In 1956, Raymond Miquel joined the company and stepped up to become managing director in 1968. It was then that he realised that the company had a very traditional way of doing things which did not serve them well in their quest to make Bell’s a well known brand.
Miquel sought to modernise the processes utilised by the distillery and expanded the amount of stills from two to four, which helped to greatly improve production of Blair Athol whisky. Over the next decade, Miquel oversaw the growth of sales of Bell’s blended whisky in the home market from £20m to £159m.
This staggering amount of success did not go unnoticed and it attracted the interest of the Guinness Group and its manager, Ernest Saunders, who launched a hostile takeover of Arthur Bell & Sons in 1985 and successfully absorbed it into the brewing giant’s portfolio.
The distillery was further expanded and a visitor centre was built in 1987, with Blair Athol remaining a key component in the Bell’s range as well as several other blended whiskies including those from the Johnnie Walker range.
In terms of equipment, the distillery sports an 8-tonne semi-lauter mash tun, six washbacks made of stainless steel and two pairs of stills. It is currently running 7 days of week and performing 16 mashes, which allows for an annual production capacity of 2.5 million litres of pure alcohol.
The whisky is matured in both ex-bourbon and ex-sherry casks, with the former being used for Bell’s blended whisky and the latter being used for other blends and purposes. In terms of official bottlings, the distillery has a 12 Years Old expression within the Diageo Flora & Fauna range as well as a 27 Years Old cask strength expression from 1975 within the Rare Malts series.
The distillery also released a No Age Statement (NAS) expression in 2010 which was matured in first fill sherry casks and bottled at cask strength as a distillery exclusive.
This week’s review focuses on a rather youthful expression of Blair Athol which was distilled in 2010, matured for 5 years in a sherry butt before being bottled at a cask strength abv of 59.4% by independent bottler Carn Mor.
So, let’s dive right into the review!
Blair Athol 2010 5 Years Old (Bottled by Carn Mor, 59.4% abv)

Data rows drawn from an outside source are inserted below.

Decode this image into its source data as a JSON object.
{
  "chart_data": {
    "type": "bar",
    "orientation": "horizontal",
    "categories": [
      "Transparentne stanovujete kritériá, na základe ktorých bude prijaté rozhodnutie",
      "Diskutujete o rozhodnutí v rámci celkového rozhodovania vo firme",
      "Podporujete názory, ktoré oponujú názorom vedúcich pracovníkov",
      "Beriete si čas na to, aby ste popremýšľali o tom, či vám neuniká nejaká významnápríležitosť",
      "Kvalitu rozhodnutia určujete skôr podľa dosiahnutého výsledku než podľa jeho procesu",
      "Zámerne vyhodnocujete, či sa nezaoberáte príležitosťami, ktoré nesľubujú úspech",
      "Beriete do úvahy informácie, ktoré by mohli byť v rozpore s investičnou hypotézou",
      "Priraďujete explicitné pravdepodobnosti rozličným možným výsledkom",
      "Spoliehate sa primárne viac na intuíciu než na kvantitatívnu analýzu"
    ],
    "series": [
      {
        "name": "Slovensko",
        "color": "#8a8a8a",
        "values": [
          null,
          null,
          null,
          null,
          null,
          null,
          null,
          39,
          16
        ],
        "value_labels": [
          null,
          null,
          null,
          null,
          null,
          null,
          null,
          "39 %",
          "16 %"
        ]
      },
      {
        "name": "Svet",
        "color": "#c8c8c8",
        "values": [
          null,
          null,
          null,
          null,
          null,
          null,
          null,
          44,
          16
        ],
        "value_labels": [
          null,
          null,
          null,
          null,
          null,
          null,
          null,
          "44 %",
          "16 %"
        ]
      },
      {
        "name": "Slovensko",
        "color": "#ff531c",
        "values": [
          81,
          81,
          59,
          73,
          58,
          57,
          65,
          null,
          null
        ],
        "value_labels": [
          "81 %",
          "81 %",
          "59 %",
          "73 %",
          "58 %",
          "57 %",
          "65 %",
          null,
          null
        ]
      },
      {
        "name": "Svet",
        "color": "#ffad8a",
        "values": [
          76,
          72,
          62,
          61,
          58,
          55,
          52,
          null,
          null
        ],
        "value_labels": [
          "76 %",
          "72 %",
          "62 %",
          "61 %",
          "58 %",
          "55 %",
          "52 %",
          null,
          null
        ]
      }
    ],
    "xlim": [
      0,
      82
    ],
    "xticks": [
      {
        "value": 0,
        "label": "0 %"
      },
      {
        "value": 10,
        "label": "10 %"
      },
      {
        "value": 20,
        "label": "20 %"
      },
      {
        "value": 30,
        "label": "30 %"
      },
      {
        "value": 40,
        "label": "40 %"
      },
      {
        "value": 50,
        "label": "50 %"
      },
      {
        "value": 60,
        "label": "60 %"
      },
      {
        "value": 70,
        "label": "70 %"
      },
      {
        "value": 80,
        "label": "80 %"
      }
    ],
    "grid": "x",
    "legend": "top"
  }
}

Nose: Initial entry presents a bright and slightly winey, yet malty note which is coupled with red fruits (under-ripe plums and grapes come to mind), oak and cracked black pepper. Slightly spirity, with candied ginger, a hint of vanilla and damp earth. (21/25)
Palate: Rich, spirity and sweet in equal measure, although not overly so. There is a pronounced amount of heat and bite, which would be derived from the cask strength nature of this dram and there are elements of cracked black pepper, sherry, candied ginger, nutmeg, pencil shavings and creosote.
Plasticine, damp clay and a trio of plums, dates and grapes emerge later on and intermingle with oak, vanilla and damp earthy notes. (22/25)
Finish: Relatively long and lingering on the finish, with a pronounced dry note which exhibits hints of black pepper, fading sherry, oak and candied ginger as well as a distant hint of smoke. (20/25)
Balance: A rather well balanced dram which showcases sweet, spicy, savoury and even some unusual notes which initial seem rather haphazardly thrown together and yet combine rather well to provide a cohesive and enjoyable experience. The mouthfeel is initially oily but quickly becomes rather drying. (21/25)
I found this expression rather interesting as while it contained a number of elements which one would generally associate with Blair Athol’s house style, there are other elements which are rather unusual and could either be attributed to the distillate or the end product of the maturation process in the sherry butt.
But what surprised me the most was that this expression was quite complex for one so young and it goes to show that a whisky should not be judged solely on its age statement but on its ability to provide a complete nosing and tasting experience.
This expression was savoured at The Elysian Whisky Bar in Fitzroy during my trip back to Melbourne a few months ago and I would highly recommend it to those who are looking for something interesting and enjoyable.
Until the next review, have a great week.